Sample size: n = 30 per tool. CI reported on every published score.

coming this week

PPLT: Pre-Prompt Latency Tax

Spec: 05-category-benchmarks.md §2.2

The additional time-to-first-token a memory tool imposes on a prompt, measured against a no-memory baseline. Defined as PPLT_ms = TTFT_with_tool_ms - TTFT_baseline_ms. Lower is better. The metric explicitly reports sub-components (hook_time_ms, retrieval_time_ms, model_ttft_ms) so a fast hook + slow storage cannot hide behind the combined number.

Why it matters: every existing memory comparison benchmarks accuracy or storage size. PPLT is the latency-of-knowing metric, the right one for interactive coding tools where each prompt-response cycle is a foreground activity.

Sample size: n = 100 per tool. p50 / p95 / p99 each reported.

coming this week

MHF: Model Handoff Fidelity

Spec: 05-category-benchmarks.md §2.3

After switching models mid-task (e.g.

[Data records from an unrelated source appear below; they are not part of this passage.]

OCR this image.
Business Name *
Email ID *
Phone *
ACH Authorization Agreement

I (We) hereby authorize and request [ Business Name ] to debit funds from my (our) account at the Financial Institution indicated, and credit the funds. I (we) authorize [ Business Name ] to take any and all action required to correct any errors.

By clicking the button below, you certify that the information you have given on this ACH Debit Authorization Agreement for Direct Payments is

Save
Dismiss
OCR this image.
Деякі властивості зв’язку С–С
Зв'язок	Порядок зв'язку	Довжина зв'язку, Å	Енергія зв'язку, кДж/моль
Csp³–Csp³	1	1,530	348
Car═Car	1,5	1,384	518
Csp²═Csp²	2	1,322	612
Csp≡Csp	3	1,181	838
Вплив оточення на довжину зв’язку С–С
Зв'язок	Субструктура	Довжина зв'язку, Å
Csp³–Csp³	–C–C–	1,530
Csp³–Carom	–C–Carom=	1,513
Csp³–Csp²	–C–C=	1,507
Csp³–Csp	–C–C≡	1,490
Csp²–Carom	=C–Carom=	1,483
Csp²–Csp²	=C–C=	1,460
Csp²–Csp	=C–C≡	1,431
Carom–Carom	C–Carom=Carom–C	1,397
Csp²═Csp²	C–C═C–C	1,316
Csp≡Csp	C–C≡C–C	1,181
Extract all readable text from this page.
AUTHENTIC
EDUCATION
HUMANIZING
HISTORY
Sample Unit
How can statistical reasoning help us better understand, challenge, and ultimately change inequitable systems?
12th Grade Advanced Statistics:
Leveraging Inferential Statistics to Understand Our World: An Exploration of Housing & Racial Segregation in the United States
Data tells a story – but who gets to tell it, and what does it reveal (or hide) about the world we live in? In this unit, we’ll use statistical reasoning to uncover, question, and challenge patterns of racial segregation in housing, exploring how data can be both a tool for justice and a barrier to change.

Opus to Sonnet), the percentage of the prior session's decisions that remain accessible and correctly applied in the next session. Procedure: plan a 20- decision feature in Opus, apply the tool's handoff method, then execute in Sonnet. Grader checks the 20 decisions for correct application in the implementation.

Why it matters: model switching for cost control is now standard developer practice, and no existing benchmark measures handoff quality. MHF defines the metric so the category has a way to score the workflow.

Sample size: n = 10 paired runs per tool.

Full specifications, including TCCT, OV, and CIT (v2, month 1 post-launch): 05-category-benchmarks.md.